Наверное, со временем возникнут проблемки посерьезнее, чем «курить – не курить»… Но это уж будем принимать, как говорится, по мере поступления. И… философски надо ко всему этому попробовать относиться. «Что миру – то и мамкиному сыну». Дочери, то есть.
И тут же, конечно, вспомнила про Марину. Уже стоя у дверей, оглянулась на дочь и спросила:
– Ты Марину Бохан хорошо знаешь?
– Знаю. И ты ее знаешь – она в соседнем подъезде живет.
– Она заболела очень серьезно, лежит у меня в отделении…
Наташка посмотрела на мать с каким-то недоверием. Молчала, думала.
Ольга спросила:
– Хорошая она девочка, Маринка?
Наташа задумчиво ответила:
– Нормальная.
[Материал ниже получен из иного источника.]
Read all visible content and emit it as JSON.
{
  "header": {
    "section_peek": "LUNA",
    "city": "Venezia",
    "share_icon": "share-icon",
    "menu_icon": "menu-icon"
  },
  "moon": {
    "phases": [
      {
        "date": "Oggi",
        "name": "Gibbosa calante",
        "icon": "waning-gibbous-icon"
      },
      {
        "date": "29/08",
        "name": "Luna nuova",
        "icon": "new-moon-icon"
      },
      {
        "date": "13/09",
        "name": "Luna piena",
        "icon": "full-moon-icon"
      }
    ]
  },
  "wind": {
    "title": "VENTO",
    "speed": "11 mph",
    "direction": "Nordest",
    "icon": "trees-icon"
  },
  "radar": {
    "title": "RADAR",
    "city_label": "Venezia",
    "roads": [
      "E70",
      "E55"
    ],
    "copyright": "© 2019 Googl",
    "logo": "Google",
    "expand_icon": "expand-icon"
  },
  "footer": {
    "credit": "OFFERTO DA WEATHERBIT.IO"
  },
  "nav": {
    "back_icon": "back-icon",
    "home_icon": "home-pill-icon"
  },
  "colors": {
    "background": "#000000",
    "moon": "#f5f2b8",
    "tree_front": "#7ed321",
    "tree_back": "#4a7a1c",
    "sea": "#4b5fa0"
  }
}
Потом помотала головой:
– Хорошая…
Потом засмеялась и добавила:
– Помнишь, как-то в мае жарко-жарко было, градусов под тридцать? Сережка Котовицкий поливал из шланга грядки под окном?
– Как жарко было помню, а как Сережка грядку поливал не помню, извини…
– Ну, не важно. Он-то петрушку, цветы поливал, огородик там у его мамы маленький, а жарко же…
– Ну и что?
– А то, что ребята в футбол играли, говорят ему: «Полей, Котя, сверху, сделай дождь…» Ну он и полил.
– А зачем ты мне все это рассказываешь?
– Да потому что он, когда струю воды на мальчишек направил, попал на лобовое стекло этого Маринкиного джипа!